Dairy prices rise as GDT posts tenth consecutive lift
The GDT index rose to its highest point since July 2017 after posting a tenth consecutive rise at this week’s auction.

Dairy markets received a further boost on Tuesday after the GDT dairy index posted its tenth consecutive positive result since December.

At Tuesday’s auction in New Zealand, average dairy prices sold on the GDT auction platform rose 0.5% to just under $3,450/t (€3,050/t).

The benchmark dairy index was led higher by increased returns for dairy fats. Prices for butter, cheddar and anhydrous milk fat were all up at this week’s GDT auction, more than offsetting a slight fall in whole milk powder (WMP) prices.

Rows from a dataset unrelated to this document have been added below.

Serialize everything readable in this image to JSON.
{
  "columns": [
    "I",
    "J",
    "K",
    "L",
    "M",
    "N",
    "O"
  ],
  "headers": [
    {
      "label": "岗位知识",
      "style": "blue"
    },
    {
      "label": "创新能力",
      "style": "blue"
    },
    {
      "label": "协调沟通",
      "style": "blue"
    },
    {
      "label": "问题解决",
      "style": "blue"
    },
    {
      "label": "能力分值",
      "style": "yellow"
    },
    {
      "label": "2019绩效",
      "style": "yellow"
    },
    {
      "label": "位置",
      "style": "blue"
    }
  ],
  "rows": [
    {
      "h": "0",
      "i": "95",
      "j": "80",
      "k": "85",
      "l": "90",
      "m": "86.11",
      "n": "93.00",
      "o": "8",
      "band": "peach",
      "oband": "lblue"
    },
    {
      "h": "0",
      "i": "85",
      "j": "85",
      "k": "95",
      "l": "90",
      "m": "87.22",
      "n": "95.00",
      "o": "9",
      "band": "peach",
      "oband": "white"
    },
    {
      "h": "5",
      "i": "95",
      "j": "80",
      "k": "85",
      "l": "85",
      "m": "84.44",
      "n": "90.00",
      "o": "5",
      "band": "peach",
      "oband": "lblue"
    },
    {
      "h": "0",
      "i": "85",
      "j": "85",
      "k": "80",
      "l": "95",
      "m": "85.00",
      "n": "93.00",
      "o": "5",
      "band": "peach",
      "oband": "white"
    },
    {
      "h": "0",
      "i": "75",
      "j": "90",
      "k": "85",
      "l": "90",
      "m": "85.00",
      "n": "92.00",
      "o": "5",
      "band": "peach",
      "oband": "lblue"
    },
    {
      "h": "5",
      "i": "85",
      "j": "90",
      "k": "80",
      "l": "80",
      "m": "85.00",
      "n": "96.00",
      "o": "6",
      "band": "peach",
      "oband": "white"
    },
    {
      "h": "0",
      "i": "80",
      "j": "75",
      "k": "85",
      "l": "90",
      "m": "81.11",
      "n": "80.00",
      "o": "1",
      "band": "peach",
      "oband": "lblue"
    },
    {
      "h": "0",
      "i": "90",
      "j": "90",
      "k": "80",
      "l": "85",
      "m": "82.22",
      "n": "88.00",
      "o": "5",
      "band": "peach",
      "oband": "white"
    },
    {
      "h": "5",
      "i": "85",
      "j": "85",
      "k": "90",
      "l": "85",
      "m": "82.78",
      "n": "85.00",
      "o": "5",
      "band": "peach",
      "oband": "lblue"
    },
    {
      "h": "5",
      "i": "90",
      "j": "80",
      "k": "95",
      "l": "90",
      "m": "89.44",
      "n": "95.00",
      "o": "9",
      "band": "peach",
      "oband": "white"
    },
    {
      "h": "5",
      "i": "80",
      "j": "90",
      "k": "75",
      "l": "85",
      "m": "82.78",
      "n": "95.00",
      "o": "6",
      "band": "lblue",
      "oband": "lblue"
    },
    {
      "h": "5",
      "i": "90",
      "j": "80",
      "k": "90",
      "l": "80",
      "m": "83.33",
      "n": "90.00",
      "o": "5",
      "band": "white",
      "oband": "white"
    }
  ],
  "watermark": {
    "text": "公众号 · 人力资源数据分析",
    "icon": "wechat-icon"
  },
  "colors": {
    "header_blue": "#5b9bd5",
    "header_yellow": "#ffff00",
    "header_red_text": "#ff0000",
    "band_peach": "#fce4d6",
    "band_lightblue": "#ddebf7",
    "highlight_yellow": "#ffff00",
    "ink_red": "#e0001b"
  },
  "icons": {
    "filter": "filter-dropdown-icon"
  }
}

Butter prices jumped almost 4% this week to reach $5,545/t (€4,905/t), which is the strongest price level for New Zealand butter in nine months. This puts New Zealand-made butter almost €700/t ahead of European butter prices.

Cheddar

Cheddar prices rose 1.5% at this week’s GDT auction to reach $4,320/t (€3,820/t), while anhydrous milk fat prices increased more than 4% to hit $6,125/t (€5,420/t).

On the powders side, the price of skimmed milk powder (SMP) increased marginally (+0.2%) to reach $2,460/t (€2,180/t). The price of WMP, which is the most important dairy commodity traded on the GDT platform accounting for more than half of product sold, fell almost 1% this week to $3,270/t (€2,895/t).

The volume of product sold at this week’s GDT was quite small at less than 16,200t.